When the quantum map is iterated as often as $n=10^5$, the question of accuracy of the computed states needs to be addressed again. After so many iterations, the numerical $\left\vert \psi_n \right>$ should not be expected to be exactly the state ${\hat{U}}^n\left\vert \psi_0 \right>$. But in the spirit of the Shadowing Lemma of dynamical systems theory [GH83], one may hope that the sequence $\big\{\left\vert \psi_n \right>\}$ the computer finds is nonetheless an approximation to some true quantum dynamics of the system, presumably with respect to a somewhat different initial state $\vert \tilde{\psi}_0 \rangle$. Relying on this heuristic argument, one can more or less safely iterate as long as desired, provided the norms of the computed states do not deviate too much from 1.
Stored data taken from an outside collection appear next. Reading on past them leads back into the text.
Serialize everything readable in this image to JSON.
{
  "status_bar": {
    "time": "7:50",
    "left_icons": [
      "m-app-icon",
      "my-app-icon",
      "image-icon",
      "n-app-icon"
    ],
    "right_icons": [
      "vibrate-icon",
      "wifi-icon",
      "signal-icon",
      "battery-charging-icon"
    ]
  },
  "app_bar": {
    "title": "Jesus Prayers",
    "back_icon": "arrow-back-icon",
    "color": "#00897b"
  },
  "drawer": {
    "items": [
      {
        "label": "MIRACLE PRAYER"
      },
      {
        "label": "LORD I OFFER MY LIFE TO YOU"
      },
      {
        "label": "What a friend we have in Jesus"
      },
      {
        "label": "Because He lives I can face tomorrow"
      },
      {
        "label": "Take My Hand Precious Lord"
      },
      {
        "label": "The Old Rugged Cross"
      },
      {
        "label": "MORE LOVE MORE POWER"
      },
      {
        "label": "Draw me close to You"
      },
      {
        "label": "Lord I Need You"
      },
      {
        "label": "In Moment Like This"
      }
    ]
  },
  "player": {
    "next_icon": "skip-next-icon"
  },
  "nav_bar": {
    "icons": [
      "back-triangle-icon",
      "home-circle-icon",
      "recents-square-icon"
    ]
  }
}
Some more contour plots of quantum stochastic webs generated by the quantum kicked harmonic oscillator for $T=\pi /2$ ($q=4$), $T=2\pi /3$ ($q=3$) and $T=2\pi$ ($q=1$) can be found in sections C.1, C.2 and C.3 of the appendix.
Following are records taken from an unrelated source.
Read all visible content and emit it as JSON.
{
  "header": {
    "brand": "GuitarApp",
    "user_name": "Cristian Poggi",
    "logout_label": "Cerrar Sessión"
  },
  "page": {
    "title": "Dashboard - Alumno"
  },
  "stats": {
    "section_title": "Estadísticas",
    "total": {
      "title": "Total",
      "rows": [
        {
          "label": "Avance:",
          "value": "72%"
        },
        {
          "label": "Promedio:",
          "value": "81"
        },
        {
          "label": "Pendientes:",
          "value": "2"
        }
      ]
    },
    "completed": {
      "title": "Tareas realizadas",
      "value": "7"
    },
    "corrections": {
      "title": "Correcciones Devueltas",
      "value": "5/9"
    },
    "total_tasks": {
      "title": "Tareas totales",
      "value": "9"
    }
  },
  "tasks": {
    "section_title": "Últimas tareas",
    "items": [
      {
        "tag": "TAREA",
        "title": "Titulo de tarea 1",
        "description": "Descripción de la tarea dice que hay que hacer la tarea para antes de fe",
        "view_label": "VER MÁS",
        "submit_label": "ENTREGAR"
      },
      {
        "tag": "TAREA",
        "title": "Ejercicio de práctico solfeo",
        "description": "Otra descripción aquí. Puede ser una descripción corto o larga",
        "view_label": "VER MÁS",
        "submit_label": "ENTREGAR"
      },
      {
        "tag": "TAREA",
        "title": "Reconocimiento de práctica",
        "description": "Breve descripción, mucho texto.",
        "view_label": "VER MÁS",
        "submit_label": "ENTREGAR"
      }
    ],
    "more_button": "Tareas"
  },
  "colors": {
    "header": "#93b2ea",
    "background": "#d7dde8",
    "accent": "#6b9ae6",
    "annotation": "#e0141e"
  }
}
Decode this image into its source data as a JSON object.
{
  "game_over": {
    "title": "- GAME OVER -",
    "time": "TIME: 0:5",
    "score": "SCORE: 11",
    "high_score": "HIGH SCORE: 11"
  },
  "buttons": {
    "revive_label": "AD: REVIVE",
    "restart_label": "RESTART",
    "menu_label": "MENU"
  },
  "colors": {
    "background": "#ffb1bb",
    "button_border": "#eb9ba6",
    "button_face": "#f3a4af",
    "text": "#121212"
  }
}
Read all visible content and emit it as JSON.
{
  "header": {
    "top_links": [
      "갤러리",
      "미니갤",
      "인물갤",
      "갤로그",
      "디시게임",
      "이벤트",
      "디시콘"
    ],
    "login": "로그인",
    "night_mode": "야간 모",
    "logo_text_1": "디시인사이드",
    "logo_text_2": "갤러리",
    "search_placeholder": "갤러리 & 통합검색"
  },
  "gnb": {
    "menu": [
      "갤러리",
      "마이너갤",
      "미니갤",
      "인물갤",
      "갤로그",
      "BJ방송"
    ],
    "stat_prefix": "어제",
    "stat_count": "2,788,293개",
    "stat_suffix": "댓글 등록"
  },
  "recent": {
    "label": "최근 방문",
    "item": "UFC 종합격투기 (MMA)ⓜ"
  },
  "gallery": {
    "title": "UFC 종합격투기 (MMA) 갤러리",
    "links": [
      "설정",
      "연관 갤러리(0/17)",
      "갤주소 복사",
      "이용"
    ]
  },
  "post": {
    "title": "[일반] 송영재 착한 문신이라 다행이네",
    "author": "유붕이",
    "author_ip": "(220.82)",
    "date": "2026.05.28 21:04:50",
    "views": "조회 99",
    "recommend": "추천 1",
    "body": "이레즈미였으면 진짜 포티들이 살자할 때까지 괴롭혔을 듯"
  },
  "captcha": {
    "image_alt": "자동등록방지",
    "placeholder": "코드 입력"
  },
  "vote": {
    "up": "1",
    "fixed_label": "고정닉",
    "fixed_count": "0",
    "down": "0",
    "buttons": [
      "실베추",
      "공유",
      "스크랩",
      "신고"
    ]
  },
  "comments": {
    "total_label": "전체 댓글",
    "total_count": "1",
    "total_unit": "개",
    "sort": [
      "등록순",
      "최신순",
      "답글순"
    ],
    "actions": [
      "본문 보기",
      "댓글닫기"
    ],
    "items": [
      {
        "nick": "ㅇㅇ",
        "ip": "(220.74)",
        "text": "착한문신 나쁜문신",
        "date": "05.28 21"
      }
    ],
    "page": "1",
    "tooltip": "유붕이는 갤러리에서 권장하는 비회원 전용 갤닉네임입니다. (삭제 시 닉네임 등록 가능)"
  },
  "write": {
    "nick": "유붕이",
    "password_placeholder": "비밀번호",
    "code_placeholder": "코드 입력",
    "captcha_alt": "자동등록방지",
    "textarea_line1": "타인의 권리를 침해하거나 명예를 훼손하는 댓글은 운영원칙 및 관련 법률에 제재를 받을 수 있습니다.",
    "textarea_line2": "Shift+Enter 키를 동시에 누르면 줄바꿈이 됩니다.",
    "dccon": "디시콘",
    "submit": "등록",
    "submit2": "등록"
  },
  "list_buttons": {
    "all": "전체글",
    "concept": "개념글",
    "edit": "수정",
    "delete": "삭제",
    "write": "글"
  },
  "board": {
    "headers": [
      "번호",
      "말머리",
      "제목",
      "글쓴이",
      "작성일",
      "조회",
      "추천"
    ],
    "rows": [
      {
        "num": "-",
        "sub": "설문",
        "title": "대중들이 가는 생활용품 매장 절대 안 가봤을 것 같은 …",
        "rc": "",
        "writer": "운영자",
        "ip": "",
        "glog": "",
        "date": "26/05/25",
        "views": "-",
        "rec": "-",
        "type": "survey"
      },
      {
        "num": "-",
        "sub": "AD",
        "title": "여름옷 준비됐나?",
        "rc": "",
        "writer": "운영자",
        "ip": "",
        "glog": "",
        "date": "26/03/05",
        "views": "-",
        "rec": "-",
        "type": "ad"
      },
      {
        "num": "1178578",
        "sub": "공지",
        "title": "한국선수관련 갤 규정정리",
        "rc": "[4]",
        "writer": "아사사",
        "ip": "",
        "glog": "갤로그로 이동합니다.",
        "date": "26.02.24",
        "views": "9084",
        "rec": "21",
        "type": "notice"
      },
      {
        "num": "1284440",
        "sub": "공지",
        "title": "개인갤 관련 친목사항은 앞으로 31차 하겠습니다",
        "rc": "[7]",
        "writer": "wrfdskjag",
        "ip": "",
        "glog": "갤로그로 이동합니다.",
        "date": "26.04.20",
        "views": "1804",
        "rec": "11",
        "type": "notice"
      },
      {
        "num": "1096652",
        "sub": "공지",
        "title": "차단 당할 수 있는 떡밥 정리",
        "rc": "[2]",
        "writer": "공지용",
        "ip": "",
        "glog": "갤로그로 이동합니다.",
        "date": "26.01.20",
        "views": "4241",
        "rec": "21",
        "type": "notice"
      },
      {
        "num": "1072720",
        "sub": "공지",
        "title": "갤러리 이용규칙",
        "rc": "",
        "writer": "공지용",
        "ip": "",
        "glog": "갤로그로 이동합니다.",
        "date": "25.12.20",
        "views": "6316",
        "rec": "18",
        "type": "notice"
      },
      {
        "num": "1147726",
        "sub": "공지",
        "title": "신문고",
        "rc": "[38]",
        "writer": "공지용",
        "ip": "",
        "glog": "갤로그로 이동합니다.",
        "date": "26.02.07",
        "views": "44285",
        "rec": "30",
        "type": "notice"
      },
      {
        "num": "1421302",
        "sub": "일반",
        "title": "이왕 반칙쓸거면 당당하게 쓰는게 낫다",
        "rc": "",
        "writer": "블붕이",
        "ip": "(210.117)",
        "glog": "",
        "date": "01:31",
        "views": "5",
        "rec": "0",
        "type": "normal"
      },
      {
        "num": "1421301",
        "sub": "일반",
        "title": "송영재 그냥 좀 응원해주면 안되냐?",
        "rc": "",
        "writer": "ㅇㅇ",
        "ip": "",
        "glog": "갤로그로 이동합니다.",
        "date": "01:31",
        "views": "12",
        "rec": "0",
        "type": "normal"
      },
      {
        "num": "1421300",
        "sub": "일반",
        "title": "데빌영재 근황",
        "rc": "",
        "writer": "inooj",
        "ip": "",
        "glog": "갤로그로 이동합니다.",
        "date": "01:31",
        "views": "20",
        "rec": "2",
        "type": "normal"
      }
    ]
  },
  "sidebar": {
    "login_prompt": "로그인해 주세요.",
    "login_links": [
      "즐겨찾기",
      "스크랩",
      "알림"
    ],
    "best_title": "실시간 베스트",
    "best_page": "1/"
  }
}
The portion of phase space significantly covered by the HUSIMI distribution can be visualized approximately by plotting the 1%-contour lines of $F^{\rm H}(x,p,nT-0;1)$. For $T=\pi /2$, $\hbar =0.1$, $V_0=1.5$ and $p_0=\pi$, this is done in figure 4.7.
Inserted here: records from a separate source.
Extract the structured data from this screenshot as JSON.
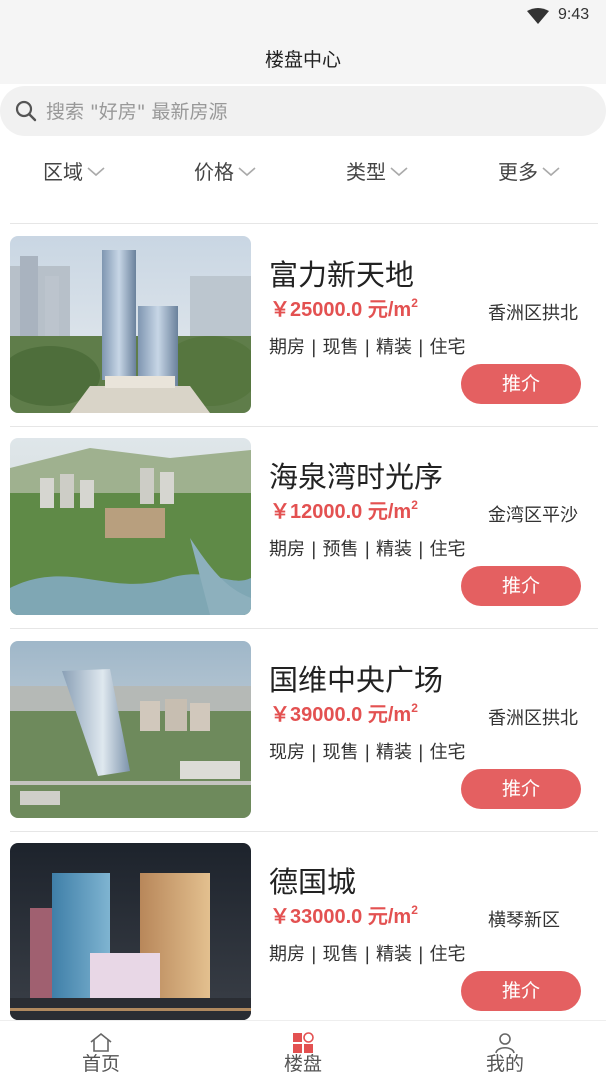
{
  "status_bar": {
    "time": "9:43",
    "icon": "wifi-icon"
  },
  "header": {
    "title": "楼盘中心"
  },
  "search": {
    "placeholder": "搜索 \"好房\" 最新房源",
    "icon": "search-icon"
  },
  "filters": [
    {
      "label": "区域"
    },
    {
      "label": "价格"
    },
    {
      "label": "类型"
    },
    {
      "label": "更多"
    }
  ],
  "listings": [
    {
      "name": "富力新天地",
      "price": "￥25000.0 元/m",
      "price_unit_sup": "2",
      "district": "香洲区拱北",
      "tags": "期房 | 现售 | 精装 | 住宅",
      "button": "推介"
    },
    {
      "name": "海泉湾时光序",
      "price": "￥12000.0 元/m",
      "price_unit_sup": "2",
      "district": "金湾区平沙",
      "tags": "期房 | 预售 | 精装 | 住宅",
      "button": "推介"
    },
    {
      "name": "国维中央广场",
      "price": "￥39000.0 元/m",
      "price_unit_sup": "2",
      "district": "香洲区拱北",
      "tags": "现房 | 现售 | 精装 | 住宅",
      "button": "推介"
    },
    {
      "name": "德国城",
      "price": "￥33000.0 元/m",
      "price_unit_sup": "2",
      "district": "横琴新区",
      "tags": "期房 | 现售 | 精装 | 住宅",
      "button": "推介"
    }
  ],
  "bottom_nav": [
    {
      "label": "首页",
      "icon": "home-icon",
      "active": false
    },
    {
      "label": "楼盘",
      "icon": "buildings-icon",
      "active": true
    },
    {
      "label": "我的",
      "icon": "profile-icon",
      "active": false
    }
  ],
  "colors": {
    "accent": "#e46061",
    "price": "#e35151",
    "background": "#f5f5f5"
  }
}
In this way, the borders of (the central) channels of the web are outlined more clearly, and the spreading of the state along these channels with increasing $n$ becomes more evident. The following subsection addresses the question how this rather vague notion of spreading can be cast into a more exact, measurable form.

Footnotes

....^4.1

Similar to the patterns in the classical figures, the rotational symmetry exhibited in figure 4.2 is only 2-fold if the shape and the orientation of the distribution contours in the phase space meshes is also taken into account. The skeleton (1.45) describes the 4-fold symmetry pattern, disregarding the shape of the contour lines.

... web.^4.2

Note that in contour plots of HUSIMI distributions showing quantum stochastic webs, typically not all meshes of the web show up with significantly nonzero $F^{\rm H}(x,p,nT-0;1)$. In figures 4.1 and 4.2, for example, the meshes at $((2k+1)\pi,(2l+1)\pi)^t$ with $k,l\in\mathbb{Z}$ appear to be essentially unoccupied by the quantum state even after $10^4$ iterations of the quantum map. A closer inspection of the numerical data reveals that, although generally speaking $F^{\rm H}(x,p,nT-0;1)$ takes on nonzero values in all meshes, the meshes at $((2k+1)\pi,(2l+1)\pi)^t$ are characterized by much smaller values of $F^{\rm H}(x,p,nT-0;1)$ than elsewhere. This is a consequence of the choice of the initial state $\left\vert \psi_0 \right>=\left\vert 0 \right>$. A different initial state, for example $\left\vert \psi_0 \right>=\hat{D}(\pi,\pi)\left\vert 0 \right>$ (with $\hat{D}$ defined in equations (4.1) below), would lead to nonzero $F^{\rm H}(x,p,nT-0;1)$ in the meshes at $((2k+1)\pi,(2l+1)\pi)^t$.

...:^4.3

By equation (4.2), in place of $F^{\rm H}(x,p,t;1)$ one may equivalently write $F^{\rm H}(\alpha,t;1)$; this is used below in subsection 4.2.2, for example.